Written by Brian Spiro • November 22nd, 2016
In Hilgendorf v. Estate of Coleman, Case No. 4D15-4870 (Fla. 4th DCA Oct. 26, 2016), 2016 Fla. App. LEXIS 15934, the Court held that absent any claim of breach of fiduciary duty in carrying out the terms of the trust, there is no duty to account to a contingent beneficiary during the lifetime of the settlor while the trust is revocable. It stands to reason then that if a contingent beneficiary wished to obtain pre-death accountings during the period when the trust was revocable he or she would have to make a claim for breach. See How to Sue a Trustee in Florida.
In Hilgendorf, the Decedent created a revocable trust which became irrevocable upon decedent’s death. Decedent was the trust’s only beneficiary during her lifetime. Further, there was no duty to account during her lifetime; the only requirement was that the books and records were available for inspection.
Prior to decedent’s death, decedent resigned as trustee and was replaced by another trustee. A qualified beneficiary of the trust and the successor trustee were appointed co-personal representatives of the estate. The trust was obligated to pay the administration expenses of the decedent’s probate. Each sought to remove the other as personal representative. Those requests were denied.
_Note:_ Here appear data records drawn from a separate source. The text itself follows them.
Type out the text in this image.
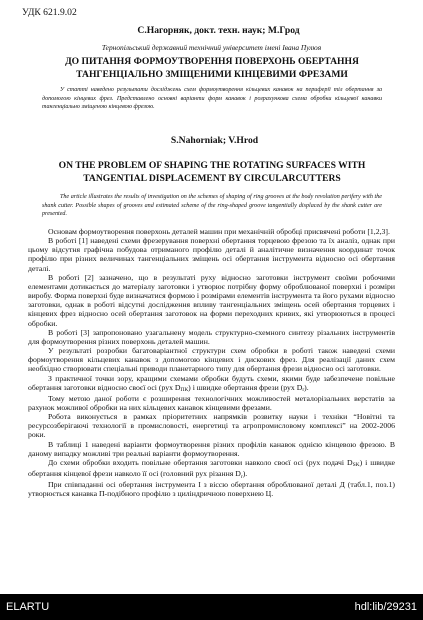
УДК 621.9.02
С.Нагорняк, докт. техн. наук; М.Грод
Тернопільський державний технічний університет імені Івана Пулюя
ДО ПИТАННЯ ФОРМОУТВОРЕННЯ ПОВЕРХОНЬ ОБЕРТАННЯ ТАНГЕНЦІАЛЬНО ЗМІЩЕНИМИ КІНЦЕВИМИ ФРЕЗАМИ
У статті наведено результати досліджень схем формоутворення кільцевих канавок на периферії тіл обертання за допомогою кінцевих фрез. Представлено основні варіанти форм канавок і розрахункова схема обробки кільцевої канавки тангенціально зміщеною кінцевою фрезою.
S.Nahorniak; V.Hrod
ON THE PROBLEM OF SHAPING THE ROTATING SURFACES WITH TANGENTIAL DISPLACEMENT BY CIRCULARCUTTERS
The article illustrates the results of investigation on the schemes of shaping of ring grooves at the body revolution perifery with the shank cutter. Possible shapes of grooves and estimated scheme of the ring-shaped groove tangentially displaced by the shank cutter are presented.

Основам формоутворення поверхонь деталей машин при механічній обробці присвячені роботи [1,2,3].

В роботі [1] наведені схеми фрезерування поверхні обертання торцевою фрезою та їх аналіз, однак при цьому відсутня графічна побудова отриманого профілю деталі й аналітичне визначення координат точок профілю при різних величинах тангенціальних зміщень осі обертання інструмента відносно осі обертання деталі.

В роботі [2] зазначено, що в результаті руху відносно заготовки інструмент своїми робочими елементами дотикається до матеріалу заготовки і утворює потрібну форму оброблюваної поверхні і розміри виробу. Форма поверхні буде визначатися формою і розмірами елементів інструмента та його рухами відносно заготовки, однак в роботі відсутні дослідження впливу тангенціальних зміщень осей обертання торцевих і кінцевих фрез відносно осей обертання заготовок на форми переходних кривих, які утворюються в процесі обробки.

В роботі [3] запропоновано узагальнену модель структурно-схемного синтезу різальних інструментів для формоутворення різних поверхонь деталей машин.

У результаті розробки багатоваріантної структури схем обробки в роботі також наведені схеми формоутворення кільцевих канавок з допомогою кінцевих і дискових фрез. Для реалізації даних схем необхідно створювати спеціальні приводи планетарного типу для обертання фрези відносно осі заготовки.

З практичної точки зору, кращими схемами обробки будуть схеми, якими буде забезпечене повільне обертання заготовки відносно своєї осі (рух $D_{ПК}$) і швидке обертання фрези (рух $D_r$).

Тому метою даної роботи є розширення технологічних можливостей металорізальних верстатів за рахунок можливої обробки на них кільцевих канавок кінцевими фрезами.

Робота виконується в рамках пріоритетних напрямків розвитку науки і техніки “Новітні та ресурсозберігаючі технології в промисловості, енергетиці та агропромисловому комплексі” на 2002-2006 роки.

В таблиці 1 наведені варіанти формоутворення різних профілів канавок однією кінцевою фрезою. В даному випадку можливі три реальні варіанти формоутворення.

До схеми обробки входить повільне обертання заготовки навколо своєї осі (рух подачі $D_{SK}$) і швидке обертання кінцевої фрези навколо її осі (головний рух різання $D_r$).

При співпаданні осі обертання інструмента I з віссю обертання оброблюваної деталі Д (табл.1, поз.1) утворюється канавка П-подібного профілю з циліндричною поверхнею Ц.

ELARTU	hdl:lib/29231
The qualified beneficiary then filed suit against the successor trustee for pre-death accountings from the trust but did not assert a claim for a breach of fiduciary duty. Pre-death accountings were not required by the trust. Pursuant to Fla. Stat. § 736.0813, a trustee is not required to provide trust accountings to qualified beneficiaries while the trust is revocable. The statutory duty under this provision of the trust code does not arise until the trust becomes irrevocable.
The issue presented in Hilgendorf was whether an estate or a beneficiary of a revocable trust created by the decedent may compel the trustee to render an accounting during the decedent’s life, where (i) the trust did not require accountings, (ii) the settlor never requested accountings, and (iii) there was no showing of breach by the trustee.
Although a trustee owes no duties to a contingent beneficiary, once the trust becomes irrevocable upon decedent/settlor’s death, the “beneficiary may sue for breach of a duty that the trustee owed to the settlor/beneficiary which was breached during the lifetime of the settlor and subsequently affects the interest of the vested beneficiary.” Brundage v. Bank of America, 996 So. 2d 877, 882 (Fla. 4th DCA 2008). In Brundage, the beneficiaries accused the trustee of violating an express provision of the trust and for self-dealing. This is not the case here, where the trust did not require the accountings sought in the suit, and no evidence of breach was shown.
During decedent’s lifetime, decedent never demanded an accounting from the successor trustee. Moreover, “[w]hile the trust had a provision for the payment of probate administration expenses, all of these had already been paid by the trust at the time the petition for accounting was filed, and the estate had not certified any demand for payment of expenses from the trust. Thus, the estate did not have an interest in the outcome of any accountings.”
As noted above, the beneficiary seeking the accountings from the successor trustee did not claim that the successor trustee violated or breached the trust during the decedent/settlor’s lifetime. The claim, it appears, was for a general right to an accounting for a period of time when the trust was revocable.
The Fourth District concluded that there is authority by the trust’s terms or in statute to compel the trustee to render accountings to a contingent beneficiary while a trust is revocable. The Court went on to hold that “there is no authority to impose that duty retroactively after the settlor is deceased and the trust becomes irrevocable, absent any claim of breach of fiduciary duty in carrying out the terms of the trust.”
This decision seems to invite a breach challenge in order to obtain pre-death accountings when the trust was revocable. A claim for breach carries significant risk because Florida law permits a trustee to use trust assets to pay attorneys’ fees and costs incurred in connection with trust administration and could result in the objecting or challenging beneficiary having his or her share reduced to cover the expense of attorneys’ fees and costs.